REPUBLIKA.CO.ID, JAKARTA -- Pimpinan Partai Gerindra meminta KH M’aruf Amin untuk mundur dari posisinya sekarang di MUI. Permintaan itu muncul setelah penetapannya sebagai kandidat pemilihan umum. “Almukarrom KH Ma’ruf Amin sebaiknya mundur dari posisi ketua (umum) MUI,” kata ketua DPP Partai Gerindra, Sodik Mudjahid, dalam rilisnya, Ahad (12/8).
Dia lantas mengutip anggaran dasar dan anggaran rumah tangga (AD/ART) Majelis Ulama Indonesia (MUI) pasal 3 yang di dalamnya menegaskan bahwa majelis tersebut merupakan lembaga independen. Adapun pasal 6 dari aturan yang sama menjelaskan, MUI berfungsi sebagai penghubung antara umat dan pemimpin politik (umara), serta penerjemah timbal-balik antara kepentingan keduanya.
Selain aturan-aturan tertulis, ada persoalan tentang persepsi masyarakat. Sodik memandang, KH Ma’ruf Amin kurang elok bila berpolitik praktis sekaligus tetap menjabat di MUI. Dengan melepaskan jabatan yang dimaksud, MUI dapat jauh dari citra partisan.

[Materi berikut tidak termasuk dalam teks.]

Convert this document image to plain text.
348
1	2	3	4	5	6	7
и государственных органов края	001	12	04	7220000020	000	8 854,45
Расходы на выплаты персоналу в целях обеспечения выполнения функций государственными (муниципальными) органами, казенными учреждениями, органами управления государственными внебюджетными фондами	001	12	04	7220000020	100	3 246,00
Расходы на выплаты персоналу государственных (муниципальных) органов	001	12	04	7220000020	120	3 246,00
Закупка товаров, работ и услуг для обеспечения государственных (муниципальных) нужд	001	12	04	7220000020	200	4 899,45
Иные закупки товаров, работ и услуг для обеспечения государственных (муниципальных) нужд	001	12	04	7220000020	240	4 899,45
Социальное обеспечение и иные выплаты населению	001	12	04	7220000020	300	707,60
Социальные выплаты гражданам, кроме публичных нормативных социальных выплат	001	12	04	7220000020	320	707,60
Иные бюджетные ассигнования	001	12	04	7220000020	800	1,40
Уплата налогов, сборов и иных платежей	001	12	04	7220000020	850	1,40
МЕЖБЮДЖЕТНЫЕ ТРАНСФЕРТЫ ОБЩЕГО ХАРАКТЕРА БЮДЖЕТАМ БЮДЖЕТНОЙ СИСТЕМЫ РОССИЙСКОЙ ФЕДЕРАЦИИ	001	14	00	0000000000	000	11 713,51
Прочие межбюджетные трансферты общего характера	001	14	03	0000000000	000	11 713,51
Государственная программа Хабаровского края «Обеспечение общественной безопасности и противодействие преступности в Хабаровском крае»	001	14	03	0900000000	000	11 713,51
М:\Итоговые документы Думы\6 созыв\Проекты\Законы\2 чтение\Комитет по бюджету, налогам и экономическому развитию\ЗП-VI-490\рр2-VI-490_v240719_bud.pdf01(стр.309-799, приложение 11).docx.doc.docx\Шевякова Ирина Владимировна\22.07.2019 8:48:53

Baca: Kiai Ma'ruf Amin Diminta Segera Mundur dari Ketua MUI
Sodik menganggap, semua pihak, baik itu MUI, pemerintah, maupun umat Islam akan memeroleh maslahat yang lebih baik bila cicit Imam Besar Masjidil Haram Syekh an-Nawawi al-Bantani itu mengambil opsi demikian. “Atau (bila KH Ma’ruf Amin tidak mundur, Red) setidaknya sulit untuk bersikap independen dalam memimpin MUI,” jelas wakil ketua Komisi VIII DPR itu.
Ia menambahkan umat Islam Indonesia masih menantikan peran MUI, termasuk dalam menyongsong Pemilihan Presiden (Pilpres) 2019. Menurutnya, fatwa-fatwa tetap diperlukan dalam membimbing komunitas Muslimin yang ingin menyalurkan hak pilihnya.
Sebagai contoh, dalam konteks Pemilihan Gubernur DKI Jakarta 2017 silam, pernyataan MUI terbukti mendapatkan perhatian luas. “Banyak masalah bangsa ke depan, dalam berbagai bidang kehidupan, yang perlu mendapat fatwa MUI, termasuk bisa jadi fatwa yang terkait dengan dinamika Pilpres,” jelas Sodik.
Ia mengatakan, pengunduran diri sebagai ketua (umum) MUI, juga akan membebaskan KH Ma’ruf Amin dari kesulitan dan tekanan psikologis pribadi. Apalagui jika harus membuat fatwa-fatwa yang independen dengan kebijakan pemerintah.
Sebelumnya, sudah muncul pertanyaan tentang bagaimana nasib posisi ketua umum MUI pasca-deklarasi Jokowi-KH Ma’ruf Amin.
Sekjen MUI Buya Anwar Abbas telah dimintai klarifikasinya mengenai persoalan tersebut. Dia memaparkan, MUI belum menentukan sikap yang memberi peluang pada kepemimpinan baru. Pihaknya juga belum mengelaborasi bagaimana mekanisme internal yang ada ketika pimpinannya maju dalam konstetasi politik praktis.
Hanya saja, dia mengungkapkan, kemungkinan para petinggi MUI akan rapat setelah musim haji 2018. Penentuan tanggal pertemuan itu menunggu jadwal kepulangan KH Ma’ruf Amin nanti sepulangnya dari Tanah Suci. “Belum dibahas, tapi akan dibahas seusai musim haji karena banyak pengurus yang sedang dan atau akan melaksanakan ibadah haji,” jelas Buya Anwar Abbas kepada Republika.co.id, Sabtu (11/8) lalu.
Pada Kamis (9/8) lalu, calon presiden pejawat, Joko Widodo, telah mengumumkan nama Kiai Ma'ruf Amin sebagai calon wakil presiden. Berjajar dengan koalisi PDI-Perjuangan, dia beralasan bahwa kiai sepuh itu memiliki cita-cita kebinekaan dan latar belakang yang mumpuni untuk mendampinginya dalam memimpin bangsa.
Sepanjang riwayat kariernya, KH Ma’ruf Amin yang kini berusia 75 tahun pernah menjabat di berbagai posisi. Ia pernah menjadi anggota DPRD, legislator DPR RI, anggota MPR RI, anggota Dewan Pertimbangan Presiden, pimpinan PB Nahdlatul Ulama, hingga ketua umum MUI.